Он не скрывал от себя, что свойства были необыкновенного свойства. Он несколько зарапортовался, высказывая ее, в самом деле еще не наживши привычки изъяснять себя попонятней, и, должно быть, по этой причине многие с какой-то словно бы радостью отозвались на этот сердечный призыв, исчисляя пороки его, и самым увлекшимся оказался тихий Плетнев, саамы невинный в этом тесном, но несплоченном кружке, почти как дитя, к тому же самый смешной моралист. Однако ж он пересилил себя, в душе лелея мечту, что как ни различны они по занятиям, характерам и свойствам своим, а дорога у них, то есть, вернее сказать, цель дороги одна, и чем ревностней каждый из них устремиться по пути к своему, тем больше потом они сблизятся между собой. Главное, пусть каждый идет постоянно к своей же душе. Чем более мы углубимся в душу свою, тем лучше узнаем душу другого, так что даже и слов никаких не потребуется, а станет возможно прямо читать, как по книге открытой, что ни есть на душе.

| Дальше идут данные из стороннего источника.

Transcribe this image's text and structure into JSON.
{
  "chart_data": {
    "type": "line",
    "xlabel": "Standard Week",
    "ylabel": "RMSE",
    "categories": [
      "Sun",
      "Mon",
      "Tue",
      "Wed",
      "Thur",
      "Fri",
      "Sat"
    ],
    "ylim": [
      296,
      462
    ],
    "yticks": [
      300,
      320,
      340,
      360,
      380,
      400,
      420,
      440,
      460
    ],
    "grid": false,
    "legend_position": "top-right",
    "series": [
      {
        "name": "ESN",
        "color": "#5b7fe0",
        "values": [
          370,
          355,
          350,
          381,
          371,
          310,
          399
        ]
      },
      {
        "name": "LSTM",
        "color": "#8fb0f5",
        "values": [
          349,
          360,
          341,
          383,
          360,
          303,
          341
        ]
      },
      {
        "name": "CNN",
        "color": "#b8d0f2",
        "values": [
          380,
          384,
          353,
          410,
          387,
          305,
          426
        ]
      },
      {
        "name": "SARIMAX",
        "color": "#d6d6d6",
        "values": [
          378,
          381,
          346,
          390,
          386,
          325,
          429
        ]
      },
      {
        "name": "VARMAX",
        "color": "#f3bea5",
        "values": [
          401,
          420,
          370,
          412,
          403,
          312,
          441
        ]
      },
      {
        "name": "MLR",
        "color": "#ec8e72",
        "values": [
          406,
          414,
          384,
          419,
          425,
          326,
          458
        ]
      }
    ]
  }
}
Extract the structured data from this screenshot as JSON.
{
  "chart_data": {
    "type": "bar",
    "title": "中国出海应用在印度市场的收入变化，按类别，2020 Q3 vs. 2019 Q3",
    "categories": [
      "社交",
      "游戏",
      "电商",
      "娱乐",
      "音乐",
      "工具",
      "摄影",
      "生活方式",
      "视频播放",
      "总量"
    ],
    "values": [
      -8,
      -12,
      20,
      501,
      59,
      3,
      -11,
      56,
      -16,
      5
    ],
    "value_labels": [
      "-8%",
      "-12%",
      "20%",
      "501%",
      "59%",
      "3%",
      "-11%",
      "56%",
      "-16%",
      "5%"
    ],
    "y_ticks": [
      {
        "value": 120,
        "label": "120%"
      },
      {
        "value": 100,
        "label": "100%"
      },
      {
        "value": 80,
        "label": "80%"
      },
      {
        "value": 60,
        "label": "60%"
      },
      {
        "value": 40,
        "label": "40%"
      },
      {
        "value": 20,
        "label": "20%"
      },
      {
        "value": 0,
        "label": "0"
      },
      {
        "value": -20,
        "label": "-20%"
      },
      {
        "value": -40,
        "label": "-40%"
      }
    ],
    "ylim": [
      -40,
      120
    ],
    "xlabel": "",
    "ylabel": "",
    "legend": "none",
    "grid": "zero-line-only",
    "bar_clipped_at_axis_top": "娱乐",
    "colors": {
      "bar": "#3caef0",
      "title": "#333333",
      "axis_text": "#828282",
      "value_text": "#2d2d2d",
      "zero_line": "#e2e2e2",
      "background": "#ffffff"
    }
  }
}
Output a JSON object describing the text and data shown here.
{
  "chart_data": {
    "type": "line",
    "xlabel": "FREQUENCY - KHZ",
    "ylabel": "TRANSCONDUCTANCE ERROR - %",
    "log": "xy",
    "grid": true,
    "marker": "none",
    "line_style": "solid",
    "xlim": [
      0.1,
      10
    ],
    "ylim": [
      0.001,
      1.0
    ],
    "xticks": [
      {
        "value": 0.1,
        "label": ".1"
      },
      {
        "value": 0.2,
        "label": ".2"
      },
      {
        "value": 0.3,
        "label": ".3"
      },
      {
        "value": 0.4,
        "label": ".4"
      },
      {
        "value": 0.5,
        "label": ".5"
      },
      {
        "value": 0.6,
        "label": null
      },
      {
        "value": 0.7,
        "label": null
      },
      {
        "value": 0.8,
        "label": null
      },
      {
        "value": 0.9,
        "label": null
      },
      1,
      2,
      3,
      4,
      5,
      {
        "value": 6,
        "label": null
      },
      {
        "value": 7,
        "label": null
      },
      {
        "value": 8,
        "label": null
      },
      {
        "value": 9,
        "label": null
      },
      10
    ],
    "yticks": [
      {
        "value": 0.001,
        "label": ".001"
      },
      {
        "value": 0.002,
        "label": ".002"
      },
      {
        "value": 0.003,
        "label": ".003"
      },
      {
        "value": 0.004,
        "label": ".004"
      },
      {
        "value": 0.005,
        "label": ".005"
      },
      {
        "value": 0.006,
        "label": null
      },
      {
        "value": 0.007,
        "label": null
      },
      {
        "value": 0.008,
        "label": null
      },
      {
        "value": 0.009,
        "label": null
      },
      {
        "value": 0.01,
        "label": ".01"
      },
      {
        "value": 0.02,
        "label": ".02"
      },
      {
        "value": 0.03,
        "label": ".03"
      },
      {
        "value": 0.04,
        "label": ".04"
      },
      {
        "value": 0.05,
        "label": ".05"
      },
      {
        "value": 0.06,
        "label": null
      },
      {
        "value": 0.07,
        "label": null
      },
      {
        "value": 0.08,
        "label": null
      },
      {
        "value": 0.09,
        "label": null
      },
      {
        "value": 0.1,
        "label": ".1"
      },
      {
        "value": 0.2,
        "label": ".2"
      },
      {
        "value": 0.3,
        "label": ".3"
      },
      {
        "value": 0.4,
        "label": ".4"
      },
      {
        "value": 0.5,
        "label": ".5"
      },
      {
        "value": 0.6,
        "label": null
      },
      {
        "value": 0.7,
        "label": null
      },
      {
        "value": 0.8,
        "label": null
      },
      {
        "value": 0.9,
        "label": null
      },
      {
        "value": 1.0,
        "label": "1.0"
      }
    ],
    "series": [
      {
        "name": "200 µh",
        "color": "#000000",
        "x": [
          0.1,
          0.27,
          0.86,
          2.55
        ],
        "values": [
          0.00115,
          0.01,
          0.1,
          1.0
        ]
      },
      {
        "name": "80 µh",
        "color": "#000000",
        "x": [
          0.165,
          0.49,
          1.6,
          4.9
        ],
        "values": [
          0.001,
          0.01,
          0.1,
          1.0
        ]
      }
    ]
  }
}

И как бы человек ни был скрытен перед другими, но не будет в силах тогда ничего утаить. И пусть они пока что рубят сплеча, напрямик сообщая ему мысли о нем, как бы оскорбительны ни были они для него. Эта откровенность и для него и для них не может она оказаться полезной. Увидевши, что он не сердится и все принимает, они перестанут сердиться за всякое слово и между собой, если это слово не согласно с собственным мненьем, оскорбительно или просто несправедливо. Может быть, вскоре даже и спросят себя, нельзя ли и из самого о себе несправедливого слова извлечь что-нибудь справедливое для себя?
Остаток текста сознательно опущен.